Fasting also interacts dangerously with several common medications. If you take insulin or other diabetes drugs, fasting can cause your blood sugar to crash to dangerous levels. If you take blood thinners like warfarin, fasting may amplify their effects and increase bleeding risk. Pregnant or breastfeeding women should not fast.
How to Break a Fast Safely
How you eat after a fast matters as much as the fast itself, especially if you’ve gone longer than three days. Clinical refeeding protocols after extended fasts start extremely conservatively. In one documented case after a 43-day fast, the first two days of refeeding provided less than 5% of normal daily calories (under 100 calories per day), delivered intravenously along with vitamins and electrolytes.
You don’t need an IV after a typical three- to five-day fast, but the principle holds: start small. Begin with easily digestible foods like broth, soft-cooked vegetables, or diluted juice. Gradually increase portions over one to three days. Jumping straight into a large meal can cause severe nausea, cramping, and dangerous electrolyte swings. A reasonable rule of thumb is to spend about half the duration of your fast in a gradual refeeding phase.

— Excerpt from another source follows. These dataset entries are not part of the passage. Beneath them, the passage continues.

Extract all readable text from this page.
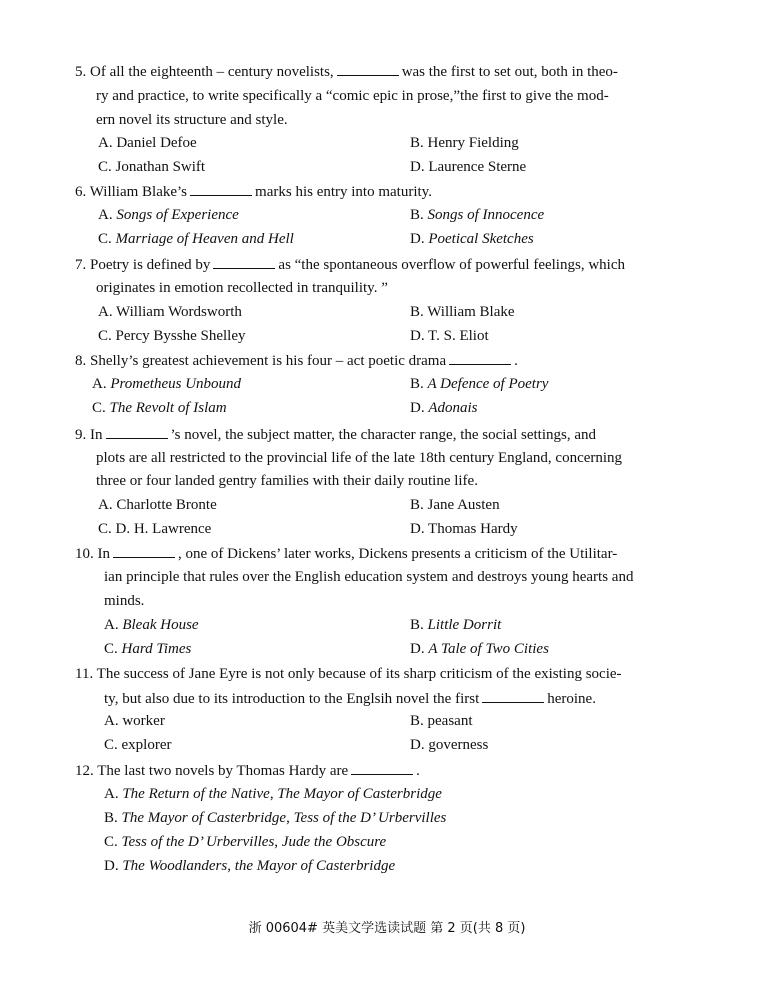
5. Of all the eighteenth – century novelists,	was the first to set out, both in theo-
ry and practice, to write specifically a “comic epic in prose,”the first to give the mod-
ern novel its structure and style.
A. Daniel Defoe	B. Henry Fielding
C. Jonathan Swift	D. Laurence Sterne
6. William Blake’s	marks his entry into maturity.
A. Songs of Experience	B. Songs of Innocence
C. Marriage of Heaven and Hell	D. Poetical Sketches
7. Poetry is defined by	as “the spontaneous overflow of powerful feelings, which
originates in emotion recollected in tranquility. ”
A. William Wordsworth	B. William Blake
C. Percy Bysshe Shelley	D. T. S. Eliot
8. Shelly’s greatest achievement is his four – act poetic drama	.
A. Prometheus Unbound	B. A Defence of Poetry
C. The Revolt of Islam	D. Adonais
9. In	’s novel, the subject matter, the character range, the social settings, and
plots are all restricted to the provincial life of the late 18th century England, concerning
three or four landed gentry families with their daily routine life.
A. Charlotte Bronte	B. Jane Austen
C. D. H. Lawrence	D. Thomas Hardy
10. In	, one of Dickens’ later works, Dickens presents a criticism of the Utilitar-
ian principle that rules over the English education system and destroys young hearts and
minds.
A. Bleak House	B. Little Dorrit
C. Hard Times	D. A Tale of Two Cities
11. The success of Jane Eyre is not only because of its sharp criticism of the existing socie-
ty, but also due to its introduction to the Englsih novel the first	heroine.
A. worker	B. peasant
C. explorer	D. governess
12. The last two novels by Thomas Hardy are	.
A. The Return of the Native, The Mayor of Casterbridge
B. The Mayor of Casterbridge, Tess of the D’ Urbervilles
C. Tess of the D’ Urbervilles, Jude the Obscure
D. The Woodlanders, the Mayor of Casterbridge
浙 00604# 英美文学选读试题 第 2 页(共 8 页)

Who Should and Shouldn’t Try It
Water fasting is most likely to be beneficial for people with high blood pressure, metabolic syndrome, or those who are overweight and looking to jumpstart changes in their eating habits. The blood pressure data is genuinely impressive, and the temporary insulin sensitivity improvements could provide a window for building better dietary patterns.
It is not appropriate for people with diabetes (type 1 or type 2 on medication), anyone on blood thinners, pregnant or nursing women, people with a history of eating disorders, or anyone who is already underweight. Children and older adults face higher risks of complications. Water fasting beyond 24 to 48 hours without medical supervision is considered unsafe by most clinical guidelines. Fasts longer than seven days carry the added risk of refeeding syndrome and should only happen under direct medical monitoring.
For most people, shorter fasting windows of 16 to 24 hours deliver many of the same metabolic signals with a fraction of the risk. If you’re drawn to the deeper cellular benefits that may require longer fasts, a medically supervised fasting clinic is the safest route.